Comment réinstaurer la confiance et préserver la paix? (Suite 5)
- Une société de partage fondée sur une complémentarité fonctionnelle et des rapports contractuels entre acteurs.
Le projet de société de la République de #Djibouti doit être porteur de plusieurs sens à travers la conquête de la dignité, la restauration de l’éthique et l’esprit de responsabilité afin de préparer les bases de la société djiboutienne de demain. Une société régie par des principes aussi nobles que novateurs tels : l’efficacité économique au service de la cohésion sociale et la confiance au service de la stabilité.
Ces valeurs ne prennent, par ailleurs, leur pleine signification qu’à travers la participation organisée et active de tous.
Ainsi, la participation est, aujourd’hui, un levier pour une croissance forte et durable des, un instrument d’émancipation sociale et un moyen de consolidation de la pratique démocratique au quotidien.
La configuration globale de la République de #Djibouti de demain repose sur la redéfinition des rôles des acteurs dans ce processus : l’État, les Collectivités locales, l’entreprise et la Société Civile.
Une telle redéfinition suppose un changement préalable au niveau des comportements et une identification précise des cadres d’intervention dans le respect de l’éthique, de la transparence, de la confiance et de l’efficience.
L’implication des acteurs dans un changement dans la société djiboutienne nécessite le respect de la loi et de l’adhésion aux principes de la complémentarité fonctionnelle et de la contractualisation.
Ces principes supposent d’abord, la mise en place d’un cadre institutionnel définissant les prérogatives respectives des acteurs et des espaces de leur complémentarité.
Ils exigent, ensuite, une nouvelle approche des relations entre les acteurs, basée sur une contractualisation qui définit leurs droits et leurs obligations respectifs, les élevant ainsi au rang de partenaires.
Ils impliquent, enfin, une convergence des actions des partenaires économiques et sociaux vers des objectifs d’intérêt collectif générant un développement solidaire.
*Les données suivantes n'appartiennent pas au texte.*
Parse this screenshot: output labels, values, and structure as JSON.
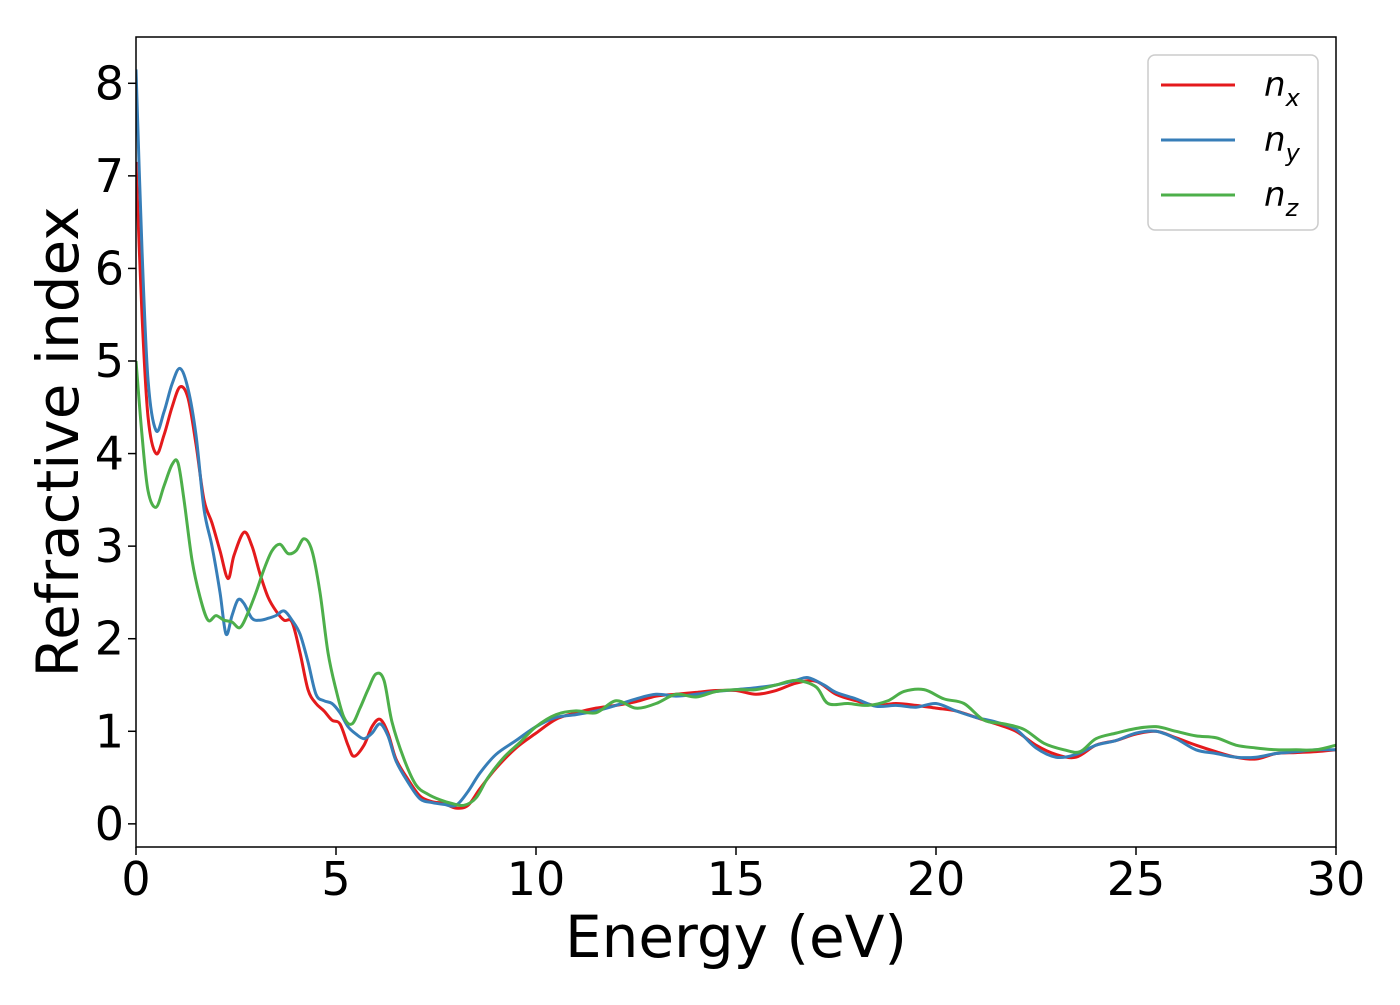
{
  "chart_data": {
    "type": "line",
    "xlabel": "Energy (eV)",
    "ylabel": "Refractive index",
    "xlim": [
      0,
      30
    ],
    "ylim": [
      -0.25,
      8.5
    ],
    "xticks": [
      0,
      5,
      10,
      15,
      20,
      25,
      30
    ],
    "yticks": [
      0,
      1,
      2,
      3,
      4,
      5,
      6,
      7,
      8
    ],
    "grid": false,
    "legend_position": "top-right",
    "series": [
      {
        "name": "n",
        "subscript": "x",
        "color": "#e41a1c",
        "points": [
          [
            0,
            7.15
          ],
          [
            0.15,
            5.5
          ],
          [
            0.3,
            4.4
          ],
          [
            0.5,
            4.0
          ],
          [
            0.7,
            4.2
          ],
          [
            0.9,
            4.5
          ],
          [
            1.1,
            4.72
          ],
          [
            1.3,
            4.6
          ],
          [
            1.5,
            4.1
          ],
          [
            1.7,
            3.5
          ],
          [
            1.9,
            3.25
          ],
          [
            2.1,
            2.95
          ],
          [
            2.3,
            2.65
          ],
          [
            2.45,
            2.9
          ],
          [
            2.7,
            3.15
          ],
          [
            2.9,
            3.0
          ],
          [
            3.1,
            2.7
          ],
          [
            3.3,
            2.45
          ],
          [
            3.5,
            2.3
          ],
          [
            3.7,
            2.2
          ],
          [
            3.9,
            2.18
          ],
          [
            4.1,
            1.85
          ],
          [
            4.3,
            1.45
          ],
          [
            4.5,
            1.3
          ],
          [
            4.7,
            1.22
          ],
          [
            4.9,
            1.12
          ],
          [
            5.1,
            1.08
          ],
          [
            5.3,
            0.85
          ],
          [
            5.45,
            0.73
          ],
          [
            5.7,
            0.85
          ],
          [
            5.9,
            1.05
          ],
          [
            6.1,
            1.13
          ],
          [
            6.3,
            0.98
          ],
          [
            6.5,
            0.7
          ],
          [
            6.8,
            0.48
          ],
          [
            7.1,
            0.3
          ],
          [
            7.4,
            0.24
          ],
          [
            7.7,
            0.22
          ],
          [
            8.0,
            0.17
          ],
          [
            8.3,
            0.2
          ],
          [
            8.6,
            0.38
          ],
          [
            9.0,
            0.6
          ],
          [
            9.5,
            0.82
          ],
          [
            10.0,
            0.98
          ],
          [
            10.5,
            1.13
          ],
          [
            11.0,
            1.2
          ],
          [
            11.5,
            1.25
          ],
          [
            12.0,
            1.28
          ],
          [
            12.5,
            1.32
          ],
          [
            13.0,
            1.38
          ],
          [
            13.5,
            1.4
          ],
          [
            14.0,
            1.42
          ],
          [
            14.5,
            1.44
          ],
          [
            15.0,
            1.44
          ],
          [
            15.5,
            1.4
          ],
          [
            16.0,
            1.44
          ],
          [
            16.5,
            1.52
          ],
          [
            17.0,
            1.54
          ],
          [
            17.5,
            1.4
          ],
          [
            18.0,
            1.33
          ],
          [
            18.5,
            1.28
          ],
          [
            19.0,
            1.3
          ],
          [
            19.5,
            1.28
          ],
          [
            20.0,
            1.25
          ],
          [
            20.5,
            1.22
          ],
          [
            21.0,
            1.15
          ],
          [
            21.5,
            1.08
          ],
          [
            22.0,
            1.0
          ],
          [
            22.5,
            0.85
          ],
          [
            23.0,
            0.75
          ],
          [
            23.5,
            0.72
          ],
          [
            24.0,
            0.85
          ],
          [
            24.5,
            0.9
          ],
          [
            25.0,
            0.97
          ],
          [
            25.5,
            1.0
          ],
          [
            26.0,
            0.93
          ],
          [
            26.5,
            0.85
          ],
          [
            27.0,
            0.78
          ],
          [
            27.5,
            0.72
          ],
          [
            28.0,
            0.7
          ],
          [
            28.5,
            0.76
          ],
          [
            29.0,
            0.77
          ],
          [
            29.5,
            0.78
          ],
          [
            30.0,
            0.8
          ]
        ]
      },
      {
        "name": "n",
        "subscript": "y",
        "color": "#377eb8",
        "points": [
          [
            0,
            8.15
          ],
          [
            0.15,
            6.2
          ],
          [
            0.3,
            4.8
          ],
          [
            0.5,
            4.25
          ],
          [
            0.7,
            4.45
          ],
          [
            0.9,
            4.75
          ],
          [
            1.1,
            4.92
          ],
          [
            1.3,
            4.7
          ],
          [
            1.5,
            4.2
          ],
          [
            1.7,
            3.4
          ],
          [
            1.9,
            3.0
          ],
          [
            2.1,
            2.5
          ],
          [
            2.25,
            2.05
          ],
          [
            2.4,
            2.25
          ],
          [
            2.55,
            2.42
          ],
          [
            2.7,
            2.38
          ],
          [
            2.9,
            2.22
          ],
          [
            3.1,
            2.2
          ],
          [
            3.3,
            2.22
          ],
          [
            3.5,
            2.25
          ],
          [
            3.7,
            2.3
          ],
          [
            3.9,
            2.2
          ],
          [
            4.1,
            2.05
          ],
          [
            4.3,
            1.75
          ],
          [
            4.5,
            1.4
          ],
          [
            4.7,
            1.33
          ],
          [
            4.9,
            1.3
          ],
          [
            5.1,
            1.2
          ],
          [
            5.3,
            1.05
          ],
          [
            5.5,
            0.97
          ],
          [
            5.7,
            0.92
          ],
          [
            5.9,
            0.98
          ],
          [
            6.1,
            1.08
          ],
          [
            6.3,
            0.95
          ],
          [
            6.5,
            0.68
          ],
          [
            6.8,
            0.45
          ],
          [
            7.1,
            0.27
          ],
          [
            7.4,
            0.23
          ],
          [
            7.7,
            0.21
          ],
          [
            8.0,
            0.2
          ],
          [
            8.3,
            0.35
          ],
          [
            8.6,
            0.55
          ],
          [
            9.0,
            0.75
          ],
          [
            9.5,
            0.9
          ],
          [
            10.0,
            1.05
          ],
          [
            10.5,
            1.15
          ],
          [
            11.0,
            1.18
          ],
          [
            11.5,
            1.22
          ],
          [
            12.0,
            1.28
          ],
          [
            12.5,
            1.35
          ],
          [
            13.0,
            1.4
          ],
          [
            13.5,
            1.38
          ],
          [
            14.0,
            1.4
          ],
          [
            14.5,
            1.43
          ],
          [
            15.0,
            1.45
          ],
          [
            15.5,
            1.47
          ],
          [
            16.0,
            1.5
          ],
          [
            16.5,
            1.55
          ],
          [
            16.8,
            1.58
          ],
          [
            17.2,
            1.5
          ],
          [
            17.5,
            1.42
          ],
          [
            18.0,
            1.35
          ],
          [
            18.5,
            1.27
          ],
          [
            19.0,
            1.28
          ],
          [
            19.5,
            1.26
          ],
          [
            20.0,
            1.3
          ],
          [
            20.5,
            1.22
          ],
          [
            21.0,
            1.15
          ],
          [
            21.5,
            1.1
          ],
          [
            22.0,
            1.02
          ],
          [
            22.5,
            0.82
          ],
          [
            23.0,
            0.72
          ],
          [
            23.5,
            0.75
          ],
          [
            24.0,
            0.85
          ],
          [
            24.5,
            0.9
          ],
          [
            25.0,
            0.98
          ],
          [
            25.5,
            1.0
          ],
          [
            26.0,
            0.92
          ],
          [
            26.5,
            0.8
          ],
          [
            27.0,
            0.76
          ],
          [
            27.5,
            0.72
          ],
          [
            28.0,
            0.72
          ],
          [
            28.5,
            0.76
          ],
          [
            29.0,
            0.78
          ],
          [
            29.5,
            0.8
          ],
          [
            30.0,
            0.8
          ]
        ]
      },
      {
        "name": "n",
        "subscript": "z",
        "color": "#4daf4a",
        "points": [
          [
            0,
            5.0
          ],
          [
            0.15,
            4.2
          ],
          [
            0.3,
            3.6
          ],
          [
            0.5,
            3.42
          ],
          [
            0.7,
            3.65
          ],
          [
            0.9,
            3.88
          ],
          [
            1.05,
            3.9
          ],
          [
            1.2,
            3.5
          ],
          [
            1.4,
            2.85
          ],
          [
            1.6,
            2.45
          ],
          [
            1.8,
            2.2
          ],
          [
            2.0,
            2.25
          ],
          [
            2.2,
            2.2
          ],
          [
            2.4,
            2.18
          ],
          [
            2.6,
            2.12
          ],
          [
            2.8,
            2.28
          ],
          [
            3.0,
            2.5
          ],
          [
            3.2,
            2.75
          ],
          [
            3.4,
            2.95
          ],
          [
            3.6,
            3.02
          ],
          [
            3.8,
            2.92
          ],
          [
            4.0,
            2.95
          ],
          [
            4.2,
            3.08
          ],
          [
            4.4,
            2.95
          ],
          [
            4.6,
            2.5
          ],
          [
            4.8,
            1.85
          ],
          [
            5.0,
            1.45
          ],
          [
            5.2,
            1.15
          ],
          [
            5.4,
            1.08
          ],
          [
            5.6,
            1.25
          ],
          [
            5.8,
            1.45
          ],
          [
            6.0,
            1.62
          ],
          [
            6.2,
            1.55
          ],
          [
            6.4,
            1.1
          ],
          [
            6.7,
            0.7
          ],
          [
            7.0,
            0.42
          ],
          [
            7.3,
            0.32
          ],
          [
            7.6,
            0.26
          ],
          [
            7.9,
            0.22
          ],
          [
            8.2,
            0.2
          ],
          [
            8.5,
            0.28
          ],
          [
            8.8,
            0.5
          ],
          [
            9.2,
            0.72
          ],
          [
            9.6,
            0.88
          ],
          [
            10.0,
            1.05
          ],
          [
            10.5,
            1.18
          ],
          [
            11.0,
            1.22
          ],
          [
            11.5,
            1.2
          ],
          [
            12.0,
            1.33
          ],
          [
            12.5,
            1.25
          ],
          [
            13.0,
            1.3
          ],
          [
            13.5,
            1.4
          ],
          [
            14.0,
            1.37
          ],
          [
            14.5,
            1.43
          ],
          [
            15.0,
            1.45
          ],
          [
            15.5,
            1.45
          ],
          [
            16.0,
            1.5
          ],
          [
            16.5,
            1.55
          ],
          [
            17.0,
            1.48
          ],
          [
            17.3,
            1.3
          ],
          [
            17.8,
            1.3
          ],
          [
            18.3,
            1.28
          ],
          [
            18.8,
            1.33
          ],
          [
            19.2,
            1.43
          ],
          [
            19.7,
            1.45
          ],
          [
            20.2,
            1.35
          ],
          [
            20.7,
            1.3
          ],
          [
            21.2,
            1.12
          ],
          [
            21.7,
            1.08
          ],
          [
            22.2,
            1.02
          ],
          [
            22.7,
            0.87
          ],
          [
            23.2,
            0.8
          ],
          [
            23.6,
            0.78
          ],
          [
            24.0,
            0.92
          ],
          [
            24.5,
            0.98
          ],
          [
            25.0,
            1.03
          ],
          [
            25.5,
            1.05
          ],
          [
            26.0,
            1.0
          ],
          [
            26.5,
            0.95
          ],
          [
            27.0,
            0.93
          ],
          [
            27.5,
            0.85
          ],
          [
            28.0,
            0.82
          ],
          [
            28.5,
            0.8
          ],
          [
            29.0,
            0.8
          ],
          [
            29.5,
            0.8
          ],
          [
            30.0,
            0.85
          ]
        ]
      }
    ]
  }
}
- Le redéploiement de l’État, la décentralisation et un nouveau statut pour l’Entreprise dans la société, confèrent à la Société Civile une place centrale dans la nouvelle dynamique de changement.
Ainsi la maîtrise du changement est-elle indissociable de l’émancipation de la Société Civile. L’organisation de celle-ci à travers un mouvement associatif efficace constitue, de fait, le complément aux actions de l’État, des Collectivités locales et de l’Entreprise.
L’édification de la République de #Djibouti du 21e siècle dépend, enfin de la participation et de la mobilisation des jeunes et des femmes autour de ces principes.
La valorisation des atouts des jeunes et des femmes représente le gage de la réussite du changement dans le respect d’une meilleure médiation entre l’authenticité nationale et la modernité ; une médiation où la famille et l’école en constitueraient les principaux leviers.
La participation active et l’implication réelle de la femme à tous les échelons de la vie économique, sociale, politique et culturelle représentent une clé essentielle de cette réussite.
RESPONSABILISATION, ADHÉSION, MOBILISATION ET PARTICIPATION sont les termes d’un nouveau contrat social indispensable pour consolider les fondements du projet de société djiboutienne du 21e siècle.